Épopée pour marionnettes

L’utilisation de marionnettes demande un dosage entre le sérieux et le rire des plus délicats et contrôlés.
Photo: Nicola-Frank Vachon L’utilisation de marionnettes demande un dosage entre le sérieux et le rire des plus délicats et contrôlés.

Deux mille pages en 1 h 40, racontées par des marionnettes : tel est le défi que relèvent, avec Guerre et paix, Loup bleu et sa meute du Sous-marin jaune.

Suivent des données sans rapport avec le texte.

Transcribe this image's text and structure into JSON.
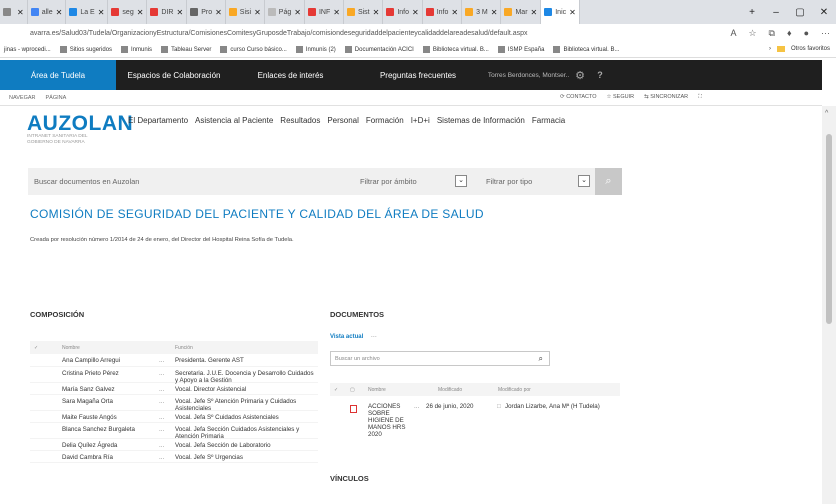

Toujours soucieux de former les esprits, l’animal érudit s’aventure avec son équipe dans une oeuvre majeure qui, prenant place en Russie au début du XIXe siècle, lors des campagnes napoléoniennes, amalgame petite et grande histoire. Tolstoï y raconte la vie et les amours de quelques personnages ainsi que les bouleversements qu’occasionne, pour chacun et pour le peuple russe, la guerre qui déchire le pays. Le tout s’accompagne de réflexions et d’interrogations sur le destin, les événements historiques et leur source. C’est à une vaste épopée que nous convient Loup bleu et ses acolytes. S’y côtoient grandeur et dimension historique, mais, aussi, fantaisie et irrévérence.

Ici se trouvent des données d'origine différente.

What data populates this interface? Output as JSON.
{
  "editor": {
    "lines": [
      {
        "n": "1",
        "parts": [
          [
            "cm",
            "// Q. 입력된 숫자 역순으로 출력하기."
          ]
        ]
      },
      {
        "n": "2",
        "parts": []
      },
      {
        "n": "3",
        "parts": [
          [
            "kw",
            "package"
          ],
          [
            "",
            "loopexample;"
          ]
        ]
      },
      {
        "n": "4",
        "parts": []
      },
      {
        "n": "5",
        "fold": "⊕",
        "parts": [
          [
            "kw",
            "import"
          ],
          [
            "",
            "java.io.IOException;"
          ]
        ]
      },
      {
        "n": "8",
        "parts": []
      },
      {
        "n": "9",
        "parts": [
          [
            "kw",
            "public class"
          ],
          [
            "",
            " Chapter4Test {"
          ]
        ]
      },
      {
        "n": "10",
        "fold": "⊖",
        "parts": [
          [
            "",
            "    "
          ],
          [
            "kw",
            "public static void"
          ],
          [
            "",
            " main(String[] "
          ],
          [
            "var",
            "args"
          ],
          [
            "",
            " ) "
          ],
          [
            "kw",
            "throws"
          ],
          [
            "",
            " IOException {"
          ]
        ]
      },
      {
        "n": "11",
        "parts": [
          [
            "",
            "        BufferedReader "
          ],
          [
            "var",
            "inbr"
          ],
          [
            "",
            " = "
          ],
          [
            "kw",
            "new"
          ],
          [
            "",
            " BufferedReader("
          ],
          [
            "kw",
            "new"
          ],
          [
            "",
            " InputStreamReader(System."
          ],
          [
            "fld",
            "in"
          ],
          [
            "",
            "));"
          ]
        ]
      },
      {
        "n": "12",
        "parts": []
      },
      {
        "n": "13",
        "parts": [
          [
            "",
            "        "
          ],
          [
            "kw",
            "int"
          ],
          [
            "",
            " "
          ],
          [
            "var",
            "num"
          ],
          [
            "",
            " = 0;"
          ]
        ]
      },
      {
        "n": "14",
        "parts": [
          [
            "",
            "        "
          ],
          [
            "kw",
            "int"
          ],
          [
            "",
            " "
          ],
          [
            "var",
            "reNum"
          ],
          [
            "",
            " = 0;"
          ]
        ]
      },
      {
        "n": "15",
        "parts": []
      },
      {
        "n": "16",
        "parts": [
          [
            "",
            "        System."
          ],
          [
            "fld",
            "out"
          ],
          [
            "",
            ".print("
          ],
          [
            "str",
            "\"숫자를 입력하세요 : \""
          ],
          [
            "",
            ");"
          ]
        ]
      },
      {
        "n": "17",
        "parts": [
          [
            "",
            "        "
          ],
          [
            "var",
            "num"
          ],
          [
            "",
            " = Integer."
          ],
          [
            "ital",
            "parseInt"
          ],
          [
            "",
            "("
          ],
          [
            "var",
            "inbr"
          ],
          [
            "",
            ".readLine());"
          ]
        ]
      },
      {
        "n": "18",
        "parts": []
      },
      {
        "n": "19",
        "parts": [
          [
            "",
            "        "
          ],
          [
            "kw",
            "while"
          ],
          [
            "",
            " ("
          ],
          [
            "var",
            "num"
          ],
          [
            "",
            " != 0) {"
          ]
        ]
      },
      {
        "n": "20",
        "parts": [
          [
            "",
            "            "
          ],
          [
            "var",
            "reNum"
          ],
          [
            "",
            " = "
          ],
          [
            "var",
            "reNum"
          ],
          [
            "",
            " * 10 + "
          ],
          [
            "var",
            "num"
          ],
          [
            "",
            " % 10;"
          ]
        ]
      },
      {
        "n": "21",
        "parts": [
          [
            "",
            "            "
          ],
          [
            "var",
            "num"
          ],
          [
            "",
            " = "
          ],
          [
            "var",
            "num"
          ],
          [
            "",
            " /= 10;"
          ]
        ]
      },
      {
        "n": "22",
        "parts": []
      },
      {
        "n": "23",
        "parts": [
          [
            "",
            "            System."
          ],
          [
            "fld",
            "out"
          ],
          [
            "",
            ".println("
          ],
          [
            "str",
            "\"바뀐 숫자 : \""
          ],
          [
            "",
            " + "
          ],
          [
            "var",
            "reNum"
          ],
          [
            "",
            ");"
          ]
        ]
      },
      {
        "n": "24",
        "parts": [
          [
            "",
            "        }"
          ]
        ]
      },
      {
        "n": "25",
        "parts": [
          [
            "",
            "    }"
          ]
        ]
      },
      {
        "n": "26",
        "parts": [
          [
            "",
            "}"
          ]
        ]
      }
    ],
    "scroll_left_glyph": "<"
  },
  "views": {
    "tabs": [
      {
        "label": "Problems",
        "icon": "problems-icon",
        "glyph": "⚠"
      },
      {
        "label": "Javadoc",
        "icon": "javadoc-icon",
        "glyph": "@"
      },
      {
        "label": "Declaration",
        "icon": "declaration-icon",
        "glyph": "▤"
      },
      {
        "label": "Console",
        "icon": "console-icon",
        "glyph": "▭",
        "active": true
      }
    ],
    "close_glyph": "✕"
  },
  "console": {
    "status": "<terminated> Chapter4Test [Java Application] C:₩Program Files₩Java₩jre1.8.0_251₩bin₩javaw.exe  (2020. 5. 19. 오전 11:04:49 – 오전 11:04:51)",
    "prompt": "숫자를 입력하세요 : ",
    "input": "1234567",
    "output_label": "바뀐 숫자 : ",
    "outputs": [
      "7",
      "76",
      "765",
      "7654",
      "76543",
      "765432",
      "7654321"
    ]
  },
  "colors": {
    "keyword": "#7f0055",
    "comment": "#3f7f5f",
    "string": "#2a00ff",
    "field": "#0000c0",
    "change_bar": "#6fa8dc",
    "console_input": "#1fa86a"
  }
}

Qui dit adaptation d’un roman foisonnant dit bien sûr choix et coupures. L’essence en est toutefois préservée, bien qu’on y perde un peu, forcément, en profondeur. Le récit se concentre sur le trio formant le coeur de l’histoire : Pierre Bézoukhov, le prince André Bolkonsky et Natacha Rostov. L’ensemble respecte l’esprit des personnages, qu’on croirait tout juste échappés des pages du livre, restitue fort bien le mouvement, les moments-clés de l’oeuvre et reprend l’une des obsessions de l’auteur, fort à propos dans la gueule de Loup bleu : les humains ne seraient que des jouets aux mains de l’histoire.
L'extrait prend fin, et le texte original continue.